Monday, 9 January 2012

World’s smallest electric wire developed, 4 atoms wide


Computational simulation of wires, showing electron density as electrons flow Image Credit


A team of researchers have developed a method for constructing the smallest electric wires known to exist – they’re just 4 atoms wide, and reside inside a silicon chip. The wire itself is 20 times thinner than the copper wire that’s currently inside most microprocessors.


These wires aren’t made from copper, either. They’re composed of phosphorous atoms which are inserted, atom by atom, a into the silicon crystal of the chip itself.  This is an advantage over traditional etching because the phosphorous wires are encased in the silicon, meaning that the electrons don’t have any nearby surfaces to latch onto.

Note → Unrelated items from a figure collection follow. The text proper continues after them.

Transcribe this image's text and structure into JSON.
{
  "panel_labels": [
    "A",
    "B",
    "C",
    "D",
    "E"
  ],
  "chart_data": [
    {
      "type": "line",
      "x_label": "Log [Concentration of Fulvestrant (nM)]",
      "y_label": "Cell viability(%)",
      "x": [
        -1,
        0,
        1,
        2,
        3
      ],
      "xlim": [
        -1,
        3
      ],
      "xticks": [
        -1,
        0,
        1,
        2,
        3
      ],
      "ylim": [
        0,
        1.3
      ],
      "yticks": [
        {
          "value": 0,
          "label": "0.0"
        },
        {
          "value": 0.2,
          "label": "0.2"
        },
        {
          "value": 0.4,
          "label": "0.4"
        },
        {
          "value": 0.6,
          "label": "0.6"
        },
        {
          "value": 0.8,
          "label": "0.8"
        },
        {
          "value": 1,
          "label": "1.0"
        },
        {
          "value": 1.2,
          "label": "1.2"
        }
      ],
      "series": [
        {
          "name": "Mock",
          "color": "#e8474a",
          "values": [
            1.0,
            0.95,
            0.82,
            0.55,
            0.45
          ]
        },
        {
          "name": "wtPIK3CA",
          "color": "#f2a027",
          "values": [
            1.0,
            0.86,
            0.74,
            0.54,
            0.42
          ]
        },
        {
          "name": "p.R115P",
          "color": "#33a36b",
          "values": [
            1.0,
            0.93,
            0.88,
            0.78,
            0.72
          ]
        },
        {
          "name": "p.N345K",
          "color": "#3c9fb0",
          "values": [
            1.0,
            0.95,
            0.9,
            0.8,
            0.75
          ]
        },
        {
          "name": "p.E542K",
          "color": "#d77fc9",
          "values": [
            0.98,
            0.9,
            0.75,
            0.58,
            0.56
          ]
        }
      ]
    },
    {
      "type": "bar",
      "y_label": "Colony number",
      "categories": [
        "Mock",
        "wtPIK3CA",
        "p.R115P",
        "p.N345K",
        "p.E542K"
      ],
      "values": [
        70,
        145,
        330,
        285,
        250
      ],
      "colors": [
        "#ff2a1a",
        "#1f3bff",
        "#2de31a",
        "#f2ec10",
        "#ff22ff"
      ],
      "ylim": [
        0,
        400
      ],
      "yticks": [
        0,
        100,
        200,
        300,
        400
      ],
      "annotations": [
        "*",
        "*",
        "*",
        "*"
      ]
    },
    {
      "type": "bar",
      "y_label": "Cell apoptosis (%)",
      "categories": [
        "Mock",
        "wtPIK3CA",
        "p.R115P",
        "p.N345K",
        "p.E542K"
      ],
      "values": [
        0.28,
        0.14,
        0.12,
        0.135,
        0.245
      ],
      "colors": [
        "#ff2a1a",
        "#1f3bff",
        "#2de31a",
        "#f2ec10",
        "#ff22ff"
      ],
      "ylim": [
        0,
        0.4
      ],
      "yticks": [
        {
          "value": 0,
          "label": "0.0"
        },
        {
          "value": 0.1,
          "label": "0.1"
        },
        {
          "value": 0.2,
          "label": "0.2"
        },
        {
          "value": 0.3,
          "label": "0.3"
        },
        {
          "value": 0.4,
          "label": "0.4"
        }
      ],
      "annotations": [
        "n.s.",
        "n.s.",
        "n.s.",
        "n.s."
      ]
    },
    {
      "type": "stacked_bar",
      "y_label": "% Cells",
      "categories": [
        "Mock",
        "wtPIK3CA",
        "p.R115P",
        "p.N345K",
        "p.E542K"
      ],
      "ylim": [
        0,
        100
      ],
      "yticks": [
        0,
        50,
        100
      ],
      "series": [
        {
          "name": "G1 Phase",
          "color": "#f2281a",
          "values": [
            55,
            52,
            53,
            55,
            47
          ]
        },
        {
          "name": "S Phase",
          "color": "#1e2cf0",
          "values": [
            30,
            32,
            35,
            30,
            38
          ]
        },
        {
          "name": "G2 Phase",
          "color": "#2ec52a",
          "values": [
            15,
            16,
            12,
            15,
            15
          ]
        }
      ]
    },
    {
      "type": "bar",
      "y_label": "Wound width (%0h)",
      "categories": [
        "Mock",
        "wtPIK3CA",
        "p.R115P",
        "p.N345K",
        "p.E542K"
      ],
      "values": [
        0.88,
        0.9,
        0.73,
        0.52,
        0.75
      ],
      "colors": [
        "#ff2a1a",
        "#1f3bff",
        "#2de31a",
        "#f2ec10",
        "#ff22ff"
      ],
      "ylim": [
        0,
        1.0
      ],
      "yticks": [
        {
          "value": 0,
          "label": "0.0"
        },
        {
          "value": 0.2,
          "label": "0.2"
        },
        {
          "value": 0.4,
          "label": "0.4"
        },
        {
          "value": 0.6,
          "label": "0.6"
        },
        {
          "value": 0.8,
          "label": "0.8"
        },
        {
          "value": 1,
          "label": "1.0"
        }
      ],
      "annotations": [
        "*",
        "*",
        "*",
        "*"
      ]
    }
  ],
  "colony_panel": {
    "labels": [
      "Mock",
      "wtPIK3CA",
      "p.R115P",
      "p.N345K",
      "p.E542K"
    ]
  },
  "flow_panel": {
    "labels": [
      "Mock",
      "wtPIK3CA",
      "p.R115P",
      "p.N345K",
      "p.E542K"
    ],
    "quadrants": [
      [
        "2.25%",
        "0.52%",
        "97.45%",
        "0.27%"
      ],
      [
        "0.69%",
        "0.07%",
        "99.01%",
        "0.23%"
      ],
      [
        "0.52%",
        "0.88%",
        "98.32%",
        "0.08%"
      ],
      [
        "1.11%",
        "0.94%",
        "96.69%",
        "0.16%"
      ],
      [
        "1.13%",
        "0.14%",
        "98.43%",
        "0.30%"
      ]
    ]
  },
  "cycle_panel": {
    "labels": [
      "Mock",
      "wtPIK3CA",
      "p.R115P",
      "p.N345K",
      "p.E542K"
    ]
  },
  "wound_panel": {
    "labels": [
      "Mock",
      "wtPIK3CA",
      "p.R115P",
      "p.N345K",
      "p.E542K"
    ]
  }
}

This maintains a low resistance to the current, meaning that the electrons create much less heat than do nanoscale copper wires, which produce higher resistance on the nanoscale.




The ultra-thin electric wire is 10,000 times thinner than human hair, or around 20 times smaller than the copper wire inside a microprocessor. The world’s thinnest electric wire in silicon was developed by a group of researchers from the University of New South Wales, Melbourne University and Purdue University.

“It’s extraordinary to show that Ohm’s Law, such a basic law, still holds even when constructing a wire from the fundamental building blocks of nature – atoms,” Bent Weber, the paper’s lead author whose report was published in journal Science.

Weber, who was a graduate student Center of Excellence for Quantum Computation and Communication Technology at the University of New South Wales, noted that he was thrilled with the project.


Experiments reportedly revealed that the nano-thin wire has the same electric power and efficiency with the conventional electric wires, despite its size; but could be cheaper since they are made atom by atom instead of material-stripping.

“Typically we chip or etch material away, which can be very expensive, difficult and inaccurate,” Gerhard Klimeck, director of a Purdue University‘s Network for Computational Nanotechnology, said on the report.

“But this experimental group built devices by placing atomically thin layers of phosphorus in silicon and found that with densely doped phosphorus wires just four atoms wide it acts like a wire that conducts just as well as metal.” Klimeck added, who is also part of the study.


The researchers hope that these wires can help in quantum computing, when one-atom transistors are eventually created. This recent discovery is being expected to play a vital role in the future of ‘quantum computing‘, in which computer scientists and physicists can benefit a lot in the development of future quantum computers.